Peterson acknowledged that the valuation argument only closes when project financing is secured. Endeavour Financial has been engaged for project finance advisory. The company is targeting first production by 2030, with pre-production capital expenditure (capex) of C$589 million. Insider ownership sits above 40% of basic shares outstanding, which were 110.7 million as of March 2026. The case Peterson is making is not complicated: a long-life, low-risk, infrastructure-like asset is being priced like a speculative mining exploration company. Whether the market accepts that reframing depends on whether the financing package, when announced, validates the risk profile the company has been describing.

FAQs (AI-Generated)

What are the key economics of the Great Atlantic Salt Project? +

The 2025 UFS puts the after-tax NPV8% at C$920 million, with an after-tax IRR of 21.3% and a 4.2-year payback period. LOM average annual FCF is C$188 million, and average annual EBITDA is C$325 million over a 24.3-year mine life on current reserves.
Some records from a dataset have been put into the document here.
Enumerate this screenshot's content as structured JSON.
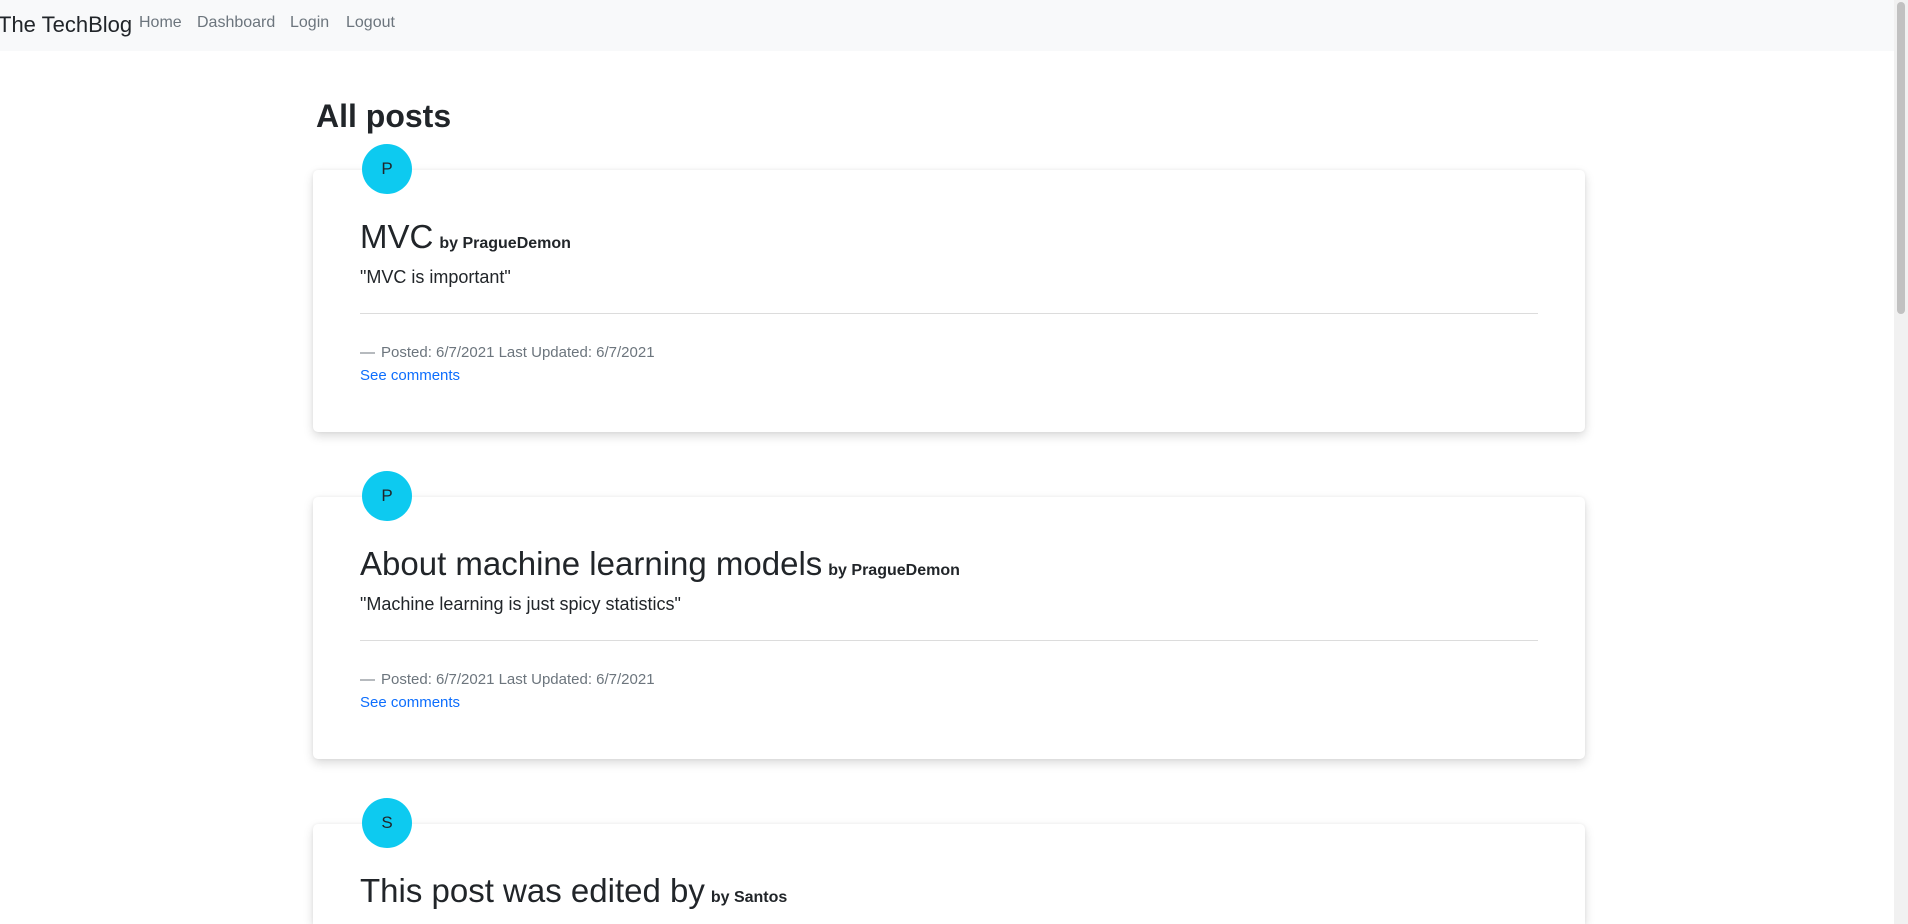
{
  "nav": {
    "brand": "The TechBlog",
    "links": [
      "Home",
      "Dashboard",
      "Login",
      "Logout"
    ]
  },
  "main": {
    "title": "All posts",
    "posts": [
      {
        "avatar": "P",
        "title": "MVC",
        "author": "by PragueDemon",
        "body": "\"MVC is important\"",
        "dash": "—",
        "meta": "Posted: 6/7/2021 Last Updated: 6/7/2021",
        "comments_label": "See comments"
      },
      {
        "avatar": "P",
        "title": "About machine learning models",
        "author": "by PragueDemon",
        "body": "\"Machine learning is just spicy statistics\"",
        "dash": "—",
        "meta": "Posted: 6/7/2021 Last Updated: 6/7/2021",
        "comments_label": "See comments"
      },
      {
        "avatar": "S",
        "title": "This post was edited by",
        "author": "by Santos"
      }
    ]
  },
  "colors": {
    "avatar_bg": "#0dcaf0",
    "link": "#0d6efd",
    "navbar_bg": "#f8f9fa"
  }
}
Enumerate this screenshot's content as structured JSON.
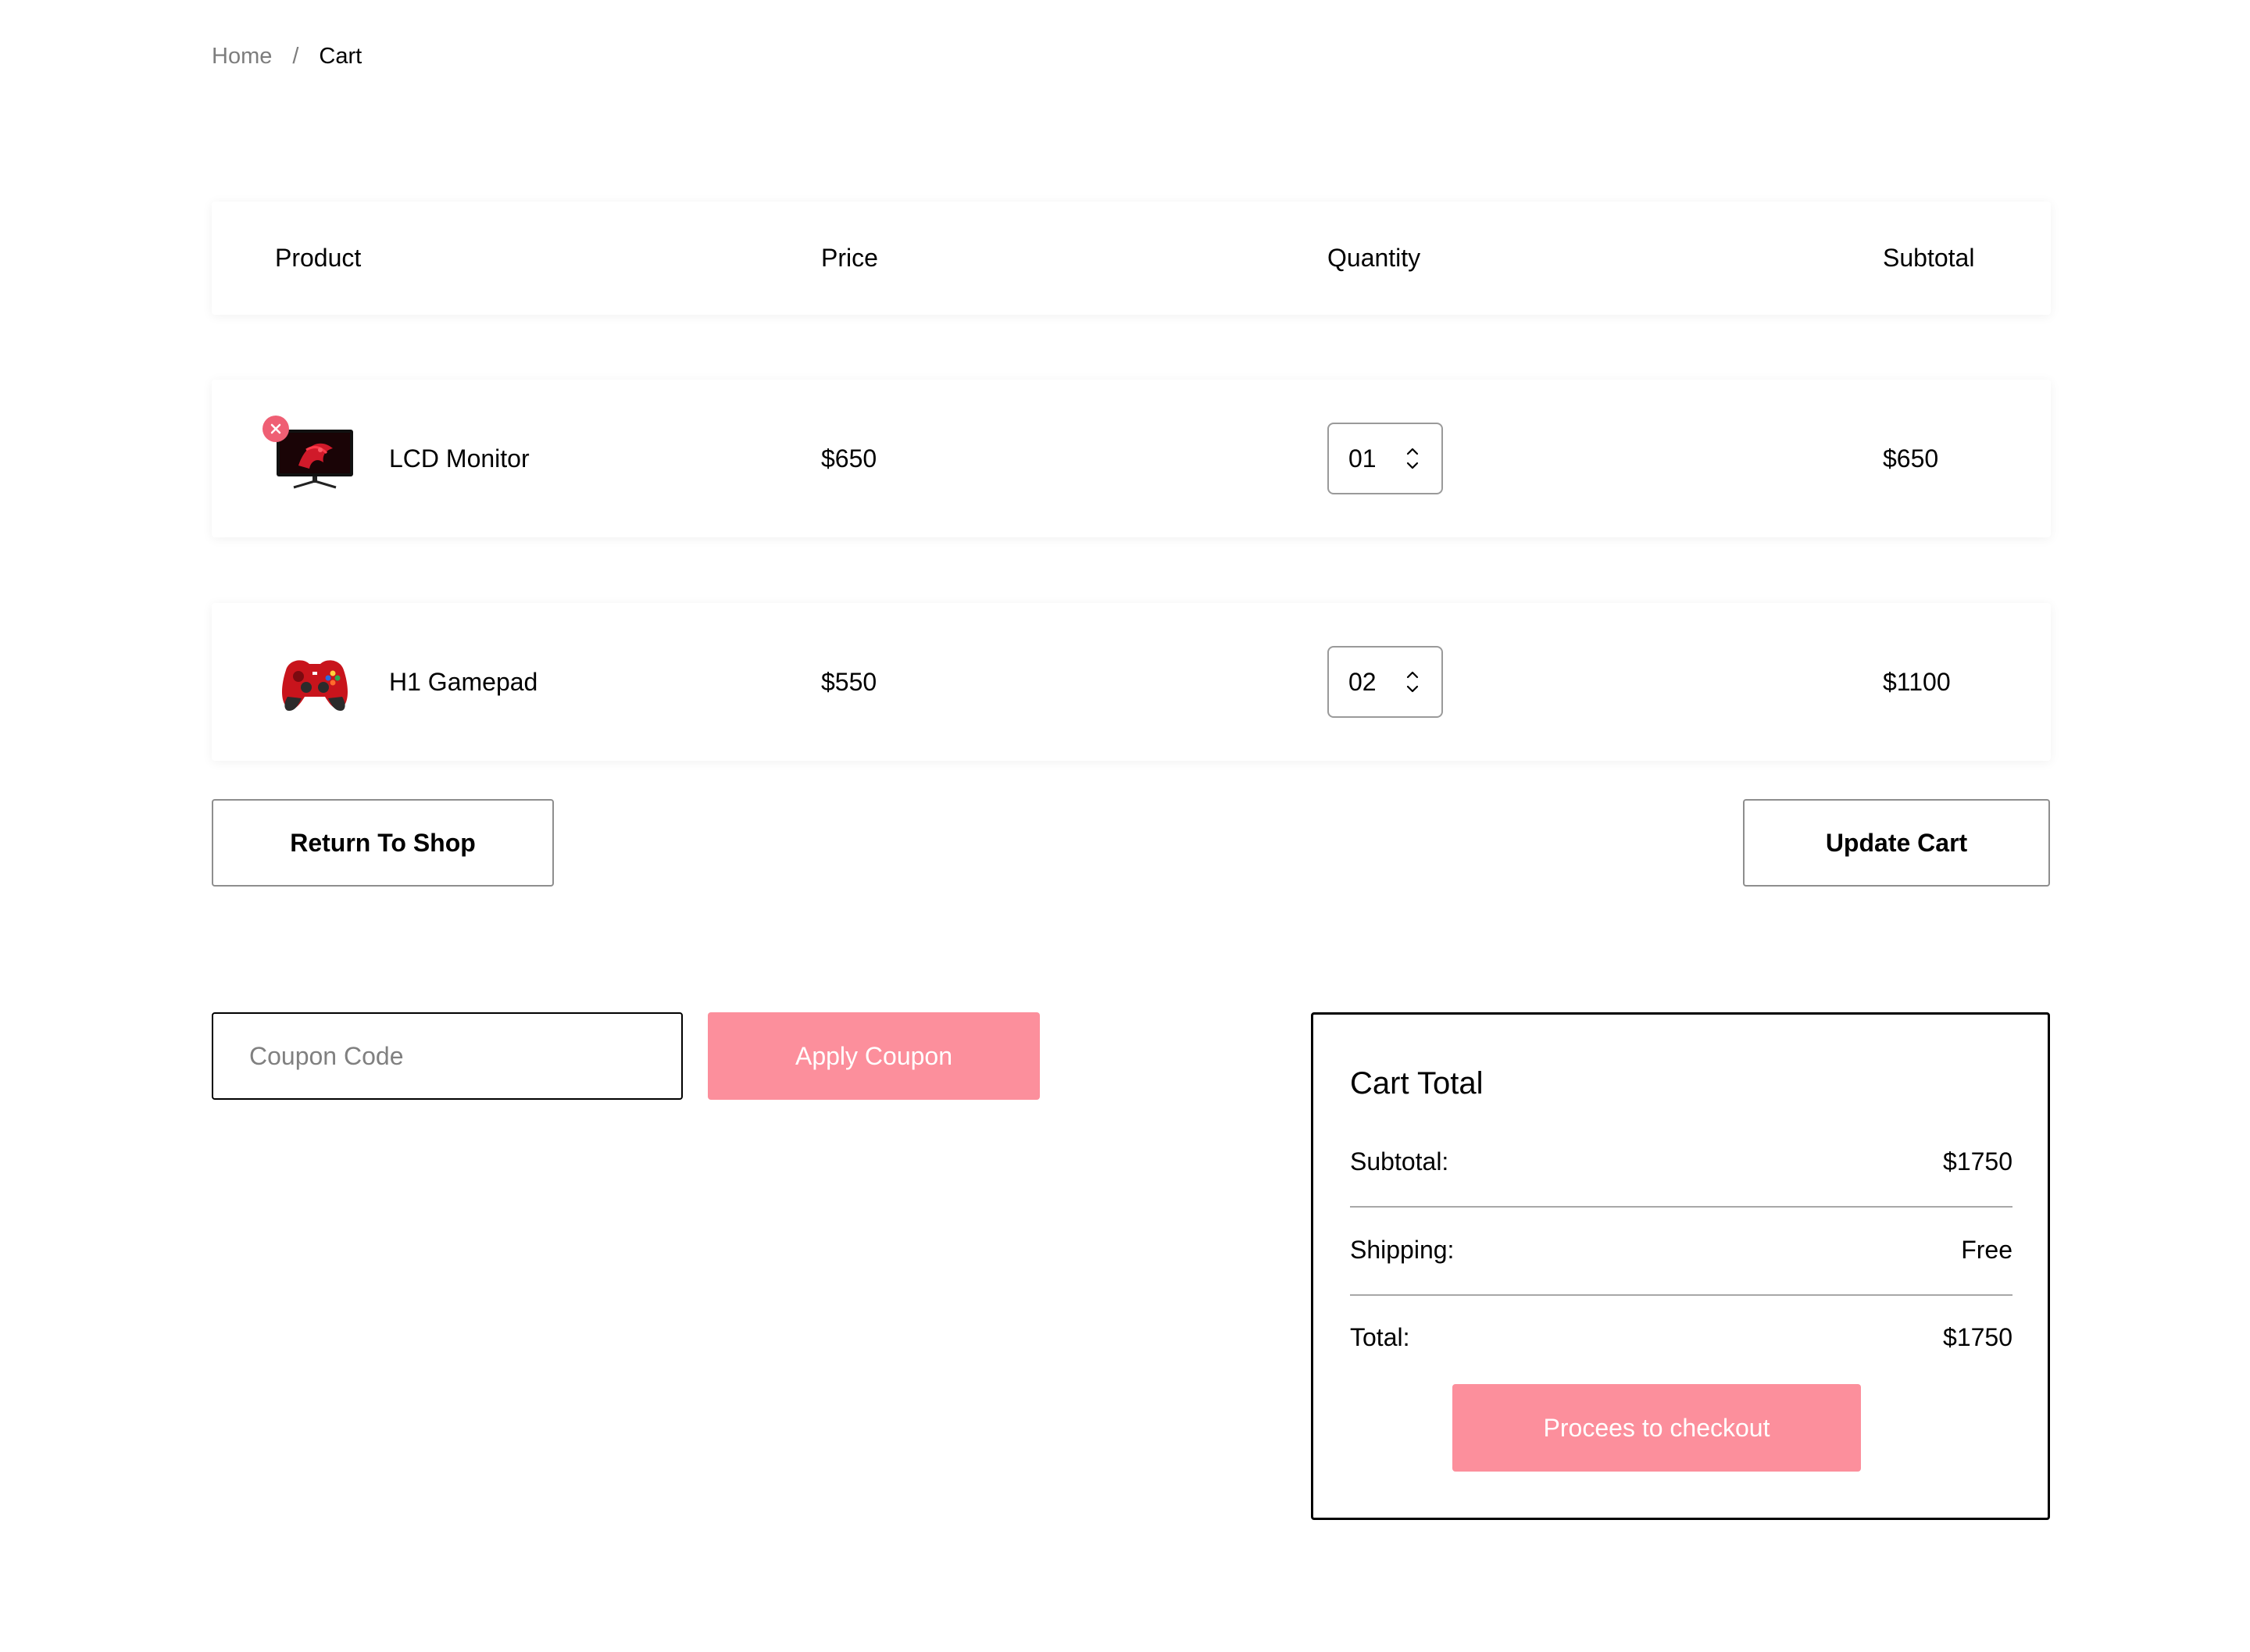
{
  "breadcrumb": {
    "home": "Home",
    "separator": "/",
    "current": "Cart"
  },
  "table": {
    "headers": {
      "product": "Product",
      "price": "Price",
      "quantity": "Quantity",
      "subtotal": "Subtotal"
    },
    "rows": [
      {
        "name": "LCD Monitor",
        "price": "$650",
        "quantity": "01",
        "subtotal": "$650",
        "image_icon": "monitor-image",
        "removable": true
      },
      {
        "name": "H1 Gamepad",
        "price": "$550",
        "quantity": "02",
        "subtotal": "$1100",
        "image_icon": "gamepad-image",
        "removable": false
      }
    ]
  },
  "actions": {
    "return_label": "Return To Shop",
    "update_label": "Update Cart"
  },
  "coupon": {
    "placeholder": "Coupon Code",
    "apply_label": "Apply Coupon"
  },
  "cart_total": {
    "title": "Cart Total",
    "subtotal_label": "Subtotal:",
    "subtotal_value": "$1750",
    "shipping_label": "Shipping:",
    "shipping_value": "Free",
    "total_label": "Total:",
    "total_value": "$1750",
    "checkout_label": "Procees to checkout"
  },
  "colors": {
    "accent": "#FC8F9C",
    "remove": "#EF5F74",
    "muted_text": "#7D7D7D"
  }
}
Why does Atlas Salt believe it is undervalued compared to other mining projects? +

Peterson stated that the standard discount applied to mining projects reflects metallurgical, block model, and permitting risks, all of which are materially reduced for the Great Atlantic Salt Project, given its processing simplicity, completed EA, and homogeneous deposit. With those risks reduced rather than eliminated, the company argues it should be valued further along the Lassonde Curve than its current 0.1x price-to-NAV ratio suggests.

How does Atlas Salt's cash flow profile differ from a conventional hard-rock mine? +

A typical gold or copper mine produces front-loaded value that declines as the reserve is extracted, requiring continuous capital recycling and exposure to commodity price volatility. Atlas Salt's C$188 million annual FCF is sustained over 24.3 years on current reserves, with salt prices compounding at approximately 4% annually since 2000.

What is the current state of the North American deicing salt market? +

North America imports 8 to 10 million tonnes of deicing salt annually. Ontario municipalities reported wholesale price increases from $65 or $70 a tonne to almost $190 a tonne in early 2026, and Cargill's closure of its Avery Island mine in 2021 removed 2.5 million tonnes of annual domestic supply. No comparable new mine or expansion is currently planned in the region.

What milestones does Atlas Salt need to achieve before production begins? +

The primary outstanding milestone is securing a project financing package, for which Endeavour Financial has been engaged. The company has already completed its FS, EA, and early works development plan. Strategic agreements in place include a non-binding Scotwood Industries offtake MOU targeting 1.25 to 1.5 million tonnes per year and a non-binding Sandvik equipment and engineering support MOU valued at C$132 million. First production is targeted by 2030.